ムカゴトラノオ Bistorta vipipara (タデ科 イブキトラノオ属
 カナディアンロッキーの高山草原に小さな白いタデが生育していた。イブキトラノオみたいな花序、花序の下半分には無性芽がついていた跡があり、その点ではムカゴトラノオによく似ているが、あまりにも小さい。茎の高さは7cmほどしかないので、チビムカゴトラノオと勝手に名前を付けた。葉の長さも一緒に生育しているチョウノスケソウが1.5cmほどなので、4cm程度の長さしかないことがわかる。

 少なくとも亜種か変種ぐらいにはなるであろうと思っていたが、調べてみるとどうやら単なるムカゴトラノオであって、日本のものと同種であることがわかった。環境の厳しい場所で生育することによって、小さく育っただけと言うことになる。逆に言えば、こんなに小さくてもライフサイクルを全うできる能力が、北半球に広く分布することを可能にしているとも言えよう。また、地下部での栄養の貯蔵とムカゴという無性的な繁殖手段が種の分化の速度を遅くした結果、北半球同一種という状況を生み出したと考えてはどうであろうか。

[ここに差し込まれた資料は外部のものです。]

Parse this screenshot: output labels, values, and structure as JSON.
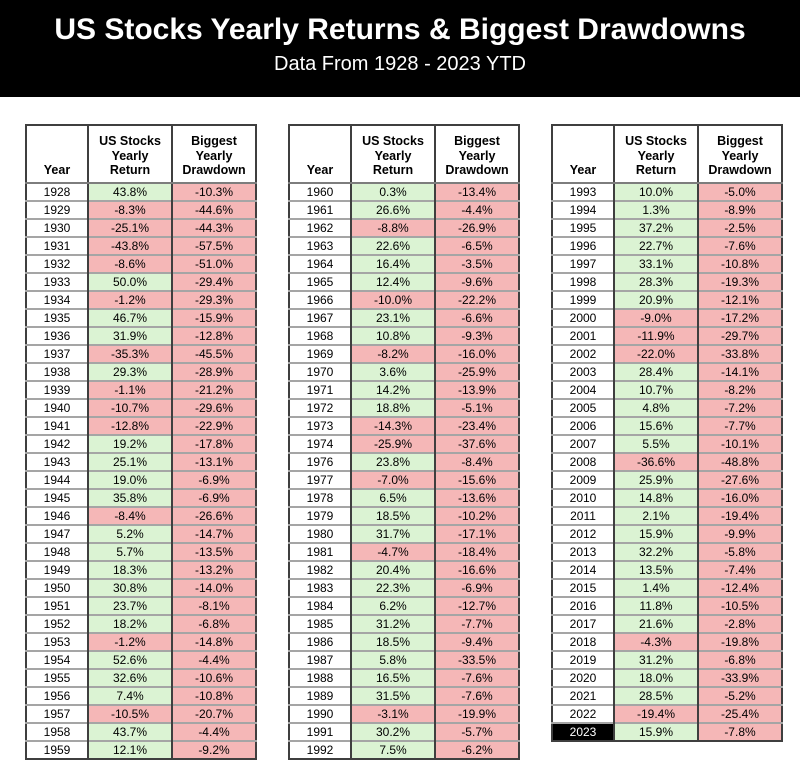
{
  "header": {
    "title": "US Stocks Yearly Returns & Biggest Drawdowns",
    "subtitle": "Data From 1928 - 2023 YTD"
  },
  "columns": {
    "year": "Year",
    "return": "US Stocks\nYearly\nReturn",
    "drawdown": "Biggest\nYearly\nDrawdown"
  },
  "colors": {
    "banner_bg": "#000000",
    "banner_fg": "#ffffff",
    "positive_cell": "#dbf3d3",
    "negative_cell": "#f5b7b7",
    "highlight_year_bg": "#000000",
    "highlight_year_fg": "#ffffff"
  },
  "chart_data": {
    "type": "table",
    "title": "US Stocks Yearly Returns & Biggest Drawdowns",
    "subtitle": "Data From 1928 - 2023 YTD",
    "columns": [
      "Year",
      "US Stocks Yearly Return",
      "Biggest Yearly Drawdown"
    ],
    "highlighted_years": [
      2023
    ],
    "tables": [
      {
        "rows": [
          [
            1928,
            "43.8%",
            "-10.3%"
          ],
          [
            1929,
            "-8.3%",
            "-44.6%"
          ],
          [
            1930,
            "-25.1%",
            "-44.3%"
          ],
          [
            1931,
            "-43.8%",
            "-57.5%"
          ],
          [
            1932,
            "-8.6%",
            "-51.0%"
          ],
          [
            1933,
            "50.0%",
            "-29.4%"
          ],
          [
            1934,
            "-1.2%",
            "-29.3%"
          ],
          [
            1935,
            "46.7%",
            "-15.9%"
          ],
          [
            1936,
            "31.9%",
            "-12.8%"
          ],
          [
            1937,
            "-35.3%",
            "-45.5%"
          ],
          [
            1938,
            "29.3%",
            "-28.9%"
          ],
          [
            1939,
            "-1.1%",
            "-21.2%"
          ],
          [
            1940,
            "-10.7%",
            "-29.6%"
          ],
          [
            1941,
            "-12.8%",
            "-22.9%"
          ],
          [
            1942,
            "19.2%",
            "-17.8%"
          ],
          [
            1943,
            "25.1%",
            "-13.1%"
          ],
          [
            1944,
            "19.0%",
            "-6.9%"
          ],
          [
            1945,
            "35.8%",
            "-6.9%"
          ],
          [
            1946,
            "-8.4%",
            "-26.6%"
          ],
          [
            1947,
            "5.2%",
            "-14.7%"
          ],
          [
            1948,
            "5.7%",
            "-13.5%"
          ],
          [
            1949,
            "18.3%",
            "-13.2%"
          ],
          [
            1950,
            "30.8%",
            "-14.0%"
          ],
          [
            1951,
            "23.7%",
            "-8.1%"
          ],
          [
            1952,
            "18.2%",
            "-6.8%"
          ],
          [
            1953,
            "-1.2%",
            "-14.8%"
          ],
          [
            1954,
            "52.6%",
            "-4.4%"
          ],
          [
            1955,
            "32.6%",
            "-10.6%"
          ],
          [
            1956,
            "7.4%",
            "-10.8%"
          ],
          [
            1957,
            "-10.5%",
            "-20.7%"
          ],
          [
            1958,
            "43.7%",
            "-4.4%"
          ],
          [
            1959,
            "12.1%",
            "-9.2%"
          ]
        ]
      },
      {
        "rows": [
          [
            1960,
            "0.3%",
            "-13.4%"
          ],
          [
            1961,
            "26.6%",
            "-4.4%"
          ],
          [
            1962,
            "-8.8%",
            "-26.9%"
          ],
          [
            1963,
            "22.6%",
            "-6.5%"
          ],
          [
            1964,
            "16.4%",
            "-3.5%"
          ],
          [
            1965,
            "12.4%",
            "-9.6%"
          ],
          [
            1966,
            "-10.0%",
            "-22.2%"
          ],
          [
            1967,
            "23.1%",
            "-6.6%"
          ],
          [
            1968,
            "10.8%",
            "-9.3%"
          ],
          [
            1969,
            "-8.2%",
            "-16.0%"
          ],
          [
            1970,
            "3.6%",
            "-25.9%"
          ],
          [
            1971,
            "14.2%",
            "-13.9%"
          ],
          [
            1972,
            "18.8%",
            "-5.1%"
          ],
          [
            1973,
            "-14.3%",
            "-23.4%"
          ],
          [
            1974,
            "-25.9%",
            "-37.6%"
          ],
          [
            1976,
            "23.8%",
            "-8.4%"
          ],
          [
            1977,
            "-7.0%",
            "-15.6%"
          ],
          [
            1978,
            "6.5%",
            "-13.6%"
          ],
          [
            1979,
            "18.5%",
            "-10.2%"
          ],
          [
            1980,
            "31.7%",
            "-17.1%"
          ],
          [
            1981,
            "-4.7%",
            "-18.4%"
          ],
          [
            1982,
            "20.4%",
            "-16.6%"
          ],
          [
            1983,
            "22.3%",
            "-6.9%"
          ],
          [
            1984,
            "6.2%",
            "-12.7%"
          ],
          [
            1985,
            "31.2%",
            "-7.7%"
          ],
          [
            1986,
            "18.5%",
            "-9.4%"
          ],
          [
            1987,
            "5.8%",
            "-33.5%"
          ],
          [
            1988,
            "16.5%",
            "-7.6%"
          ],
          [
            1989,
            "31.5%",
            "-7.6%"
          ],
          [
            1990,
            "-3.1%",
            "-19.9%"
          ],
          [
            1991,
            "30.2%",
            "-5.7%"
          ],
          [
            1992,
            "7.5%",
            "-6.2%"
          ]
        ]
      },
      {
        "rows": [
          [
            1993,
            "10.0%",
            "-5.0%"
          ],
          [
            1994,
            "1.3%",
            "-8.9%"
          ],
          [
            1995,
            "37.2%",
            "-2.5%"
          ],
          [
            1996,
            "22.7%",
            "-7.6%"
          ],
          [
            1997,
            "33.1%",
            "-10.8%"
          ],
          [
            1998,
            "28.3%",
            "-19.3%"
          ],
          [
            1999,
            "20.9%",
            "-12.1%"
          ],
          [
            2000,
            "-9.0%",
            "-17.2%"
          ],
          [
            2001,
            "-11.9%",
            "-29.7%"
          ],
          [
            2002,
            "-22.0%",
            "-33.8%"
          ],
          [
            2003,
            "28.4%",
            "-14.1%"
          ],
          [
            2004,
            "10.7%",
            "-8.2%"
          ],
          [
            2005,
            "4.8%",
            "-7.2%"
          ],
          [
            2006,
            "15.6%",
            "-7.7%"
          ],
          [
            2007,
            "5.5%",
            "-10.1%"
          ],
          [
            2008,
            "-36.6%",
            "-48.8%"
          ],
          [
            2009,
            "25.9%",
            "-27.6%"
          ],
          [
            2010,
            "14.8%",
            "-16.0%"
          ],
          [
            2011,
            "2.1%",
            "-19.4%"
          ],
          [
            2012,
            "15.9%",
            "-9.9%"
          ],
          [
            2013,
            "32.2%",
            "-5.8%"
          ],
          [
            2014,
            "13.5%",
            "-7.4%"
          ],
          [
            2015,
            "1.4%",
            "-12.4%"
          ],
          [
            2016,
            "11.8%",
            "-10.5%"
          ],
          [
            2017,
            "21.6%",
            "-2.8%"
          ],
          [
            2018,
            "-4.3%",
            "-19.8%"
          ],
          [
            2019,
            "31.2%",
            "-6.8%"
          ],
          [
            2020,
            "18.0%",
            "-33.9%"
          ],
          [
            2021,
            "28.5%",
            "-5.2%"
          ],
          [
            2022,
            "-19.4%",
            "-25.4%"
          ],
          [
            2023,
            "15.9%",
            "-7.8%"
          ]
        ]
      }
    ]
  }
}
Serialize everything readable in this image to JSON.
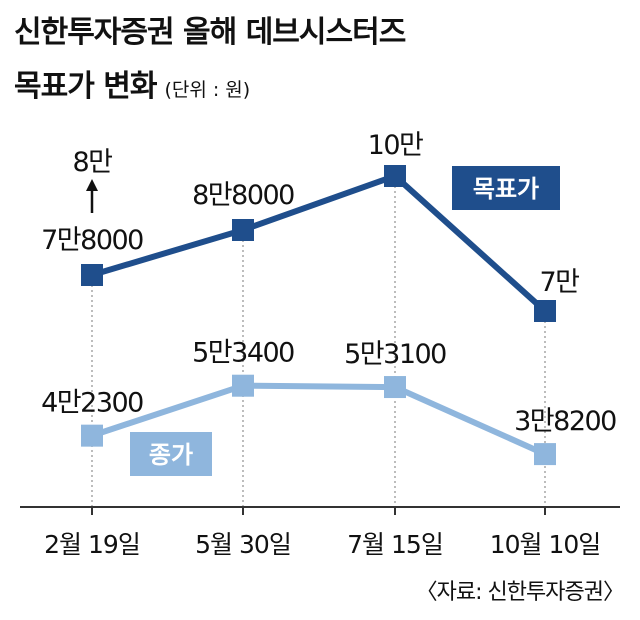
{
  "header": {
    "title_line1": "신한투자증권 올해 데브시스터즈",
    "title_line2": "목표가 변화",
    "unit": "(단위 : 원)"
  },
  "source": "〈자료: 신한투자증권〉",
  "colors": {
    "target": "#1f4e8c",
    "price": "#8fb6dd",
    "axis": "#333333",
    "guide": "#999999"
  },
  "chart_data": {
    "type": "line",
    "categories": [
      "2월 19일",
      "5월 30일",
      "7월 15일",
      "10월 10일"
    ],
    "series": [
      {
        "name": "목표가",
        "values": [
          78000,
          88000,
          100000,
          70000
        ],
        "labels": [
          "7만8000",
          "8만8000",
          "10만",
          "7만"
        ]
      },
      {
        "name": "종가",
        "values": [
          42300,
          53400,
          53100,
          38200
        ],
        "labels": [
          "4만2300",
          "5만3400",
          "5만3100",
          "3만8200"
        ]
      }
    ],
    "annotations": [
      {
        "category": "2월 19일",
        "series": "목표가",
        "from": "7만8000",
        "to": "8만",
        "marker": "arrow-up"
      }
    ],
    "ylim": [
      28000,
      108000
    ],
    "grid": false,
    "legend": "inline"
  }
}
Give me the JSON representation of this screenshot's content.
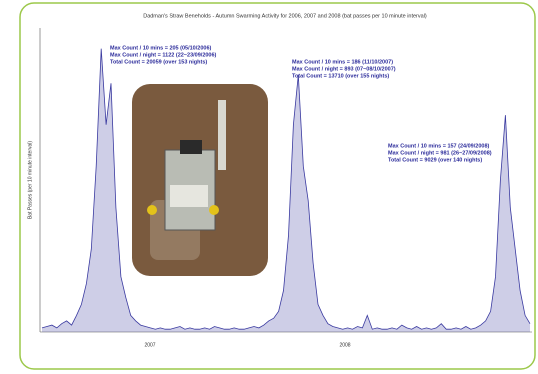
{
  "chart_data": {
    "type": "area",
    "title": "Dadman's Straw Beneholds - Autumn Swarming Activity for 2006, 2007 and 2008 (bat passes per 10 minute interval)",
    "y_label": "Bat Passes (per 10 minute interval)",
    "group_labels": [
      "2007",
      "2008"
    ],
    "annotations": [
      [
        "Max Count / 10 mins = 205 (05/10/2006)",
        "Max Count / night = 1122 (22~23/09/2006)",
        "Total Count = 20059 (over 153 nights)"
      ],
      [
        "Max Count / 10 mins = 186 (11/10/2007)",
        "Max Count / night = 893 (07~08/10/2007)",
        "Total Count = 13710 (over 155 nights)"
      ],
      [
        "Max Count / 10 mins = 157 (24/09/2008)",
        "Max Count / night = 981 (26~27/09/2008)",
        "Total Count = 9029 (over 140 nights)"
      ]
    ],
    "color": "#3a3aa0",
    "ylim": [
      0,
      220
    ],
    "values": [
      3,
      4,
      5,
      3,
      6,
      8,
      5,
      12,
      20,
      35,
      60,
      120,
      205,
      150,
      180,
      90,
      40,
      25,
      12,
      8,
      5,
      4,
      3,
      2,
      3,
      2,
      2,
      3,
      4,
      2,
      3,
      2,
      2,
      3,
      2,
      4,
      3,
      2,
      2,
      3,
      2,
      2,
      3,
      4,
      3,
      5,
      8,
      10,
      15,
      30,
      70,
      150,
      186,
      120,
      95,
      50,
      20,
      12,
      6,
      4,
      3,
      2,
      3,
      2,
      4,
      3,
      12,
      2,
      3,
      2,
      2,
      3,
      2,
      5,
      3,
      2,
      4,
      2,
      3,
      2,
      3,
      6,
      2,
      2,
      3,
      2,
      4,
      2,
      3,
      5,
      8,
      15,
      40,
      110,
      157,
      90,
      60,
      30,
      12,
      6
    ]
  }
}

 改めて画像を眺めてみると、チョウノスケソウの間などに結構ムカゴトラノオの根生葉が覗いている。花を咲かせるほどの栄養分の蓄積ができていない個体がたくさんあるということになる。ムカゴを生産するほどの余力を持つことは簡単ではないのであろう。まずムカゴを作って散布する。ムカゴは繁殖子としては、種子などに比べて大量の栄養分を持っており、厳しい立地への定着は有利であることになる。ムカゴを落とした跡を見ることが多いので、作って早期に散布するものと思う。急速なムカゴの生長は地下部からの流転であろう。花を咲かせると、というか種子は普通結実しないそうなので、ムカゴを作ると蓄えができるまで休むのかもしれないと思う。